Am Samstagmorgen früh hatte ich eine Wanderung zum Etzel geplant. So geschreddert, wie ich am Freitagabend war, dachte ich, das ist keine gute Idee. Aber es war das Beste, was mir eigentlich passieren konnte. Der Etzel ist ein Berg zwischen dem Zürichsee und dem Sihlsee im Kanton Schwyz. Der Gipfel ist 1098 m hoch, und wenn man den Bahnhof Pfäffikon als Ausgangspunkt nimmt, bedeutet das, von 412 Metern über Meer zu starten. Das sind sehr steile 600 Meter bis zum Gipfel. Ich muss ehrlich zugeben, dass die steile Steigung bis zum Gipfel zu einem ausgelassenen Gespräch ungeeignet ist, wenn man zu zweit wandert. Man braucht die Luft, über Sprechen ist an Teilen dieser steilen Strecke nicht zu denken. Aber der Weg ist einfach herrlich. Die Gedanken sind nur um das Jetzt und Hier, und das ist sehr naturverbunden. Unterwegs kann man den Steinbruch sehen, aus dem der granitische Sandstein für die Renovation des Klosters Einsiedeln und der Teufelsbrücke verwendet wurde. In den Jahren 1947–53 wurden von Hand, ohne jegliche Maschinen, mit Handmeissel und Keilen Steinblöcke geschlagen, die dann auf Wagen mit Seilwinden ins Tal transportiert wurden. Es ist faszinierend, sich vorzustellen, wie die Menschen das damals geschafft haben.

Oder man kann das Festungsmuseum Etzel Ost besuchen, ein Teil des Reduits, das im 2. Weltkrieg gebaut wurde. Die einst geheime Festungsanlage hatte damals die Aufgabe, den Zugang über den alten Pilgerweg nach Einsiedeln abzuriegeln.
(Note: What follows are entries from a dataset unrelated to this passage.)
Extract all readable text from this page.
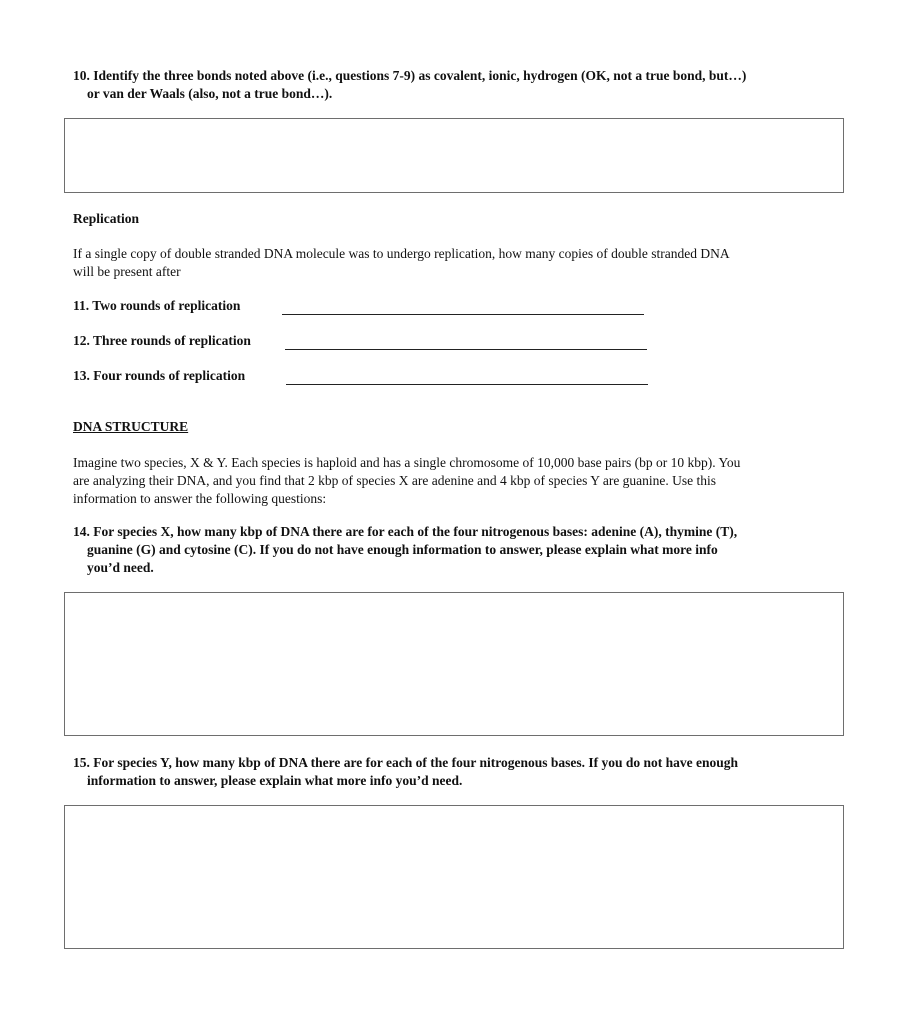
10. Identify the three bonds noted above (i.e., questions 7-9) as covalent, ionic, hydrogen (OK, not a true bond, but…)
or van der Waals (also, not a true bond…).
Replication
If a single copy of double stranded DNA molecule was to undergo replication, how many copies of double stranded DNA
will be present after
11. Two rounds of replication
12. Three rounds of replication
13. Four rounds of replication
DNA STRUCTURE
Imagine two species, X & Y. Each species is haploid and has a single chromosome of 10,000 base pairs (bp or 10 kbp). You
are analyzing their DNA, and you find that 2 kbp of species X are adenine and 4 kbp of species Y are guanine. Use this
information to answer the following questions:
14. For species X, how many kbp of DNA there are for each of the four nitrogenous bases: adenine (A), thymine (T),
guanine (G) and cytosine (C). If you do not have enough information to answer, please explain what more info
you’d need.
15. For species Y, how many kbp of DNA there are for each of the four nitrogenous bases. If you do not have enough
information to answer, please explain what more info you’d need.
Im Wald kann man die Panzersperre sehen, die der Militärtechnik das Durchkommen erschweren/verunmöglichen sollte.

Oben auf dem Gipfel wird man mit einer herrlichen Aussicht auf alle Seiten belohnt, und wenn man in die Sonne absitzt, kommt endlich auch der Moment, sich in Ruhe über die Turbulenzen, die Donald Trump auf dem ganzen Planeten ausgelöst hat, zu unterhalten. Auf dem Berggipfel relativieren sich die Turbulenzen, und in die Seele steigt endlich Frieden und das Verständnis, dass es wichtigere Dinge gibt, als sich über schnell ändernde Ankündigungen aus Washington DC zu sorgen.

Für den Seelenfrieden und guten Schlaf kann ich einen Ausflug zum Etzel nur empfehlen.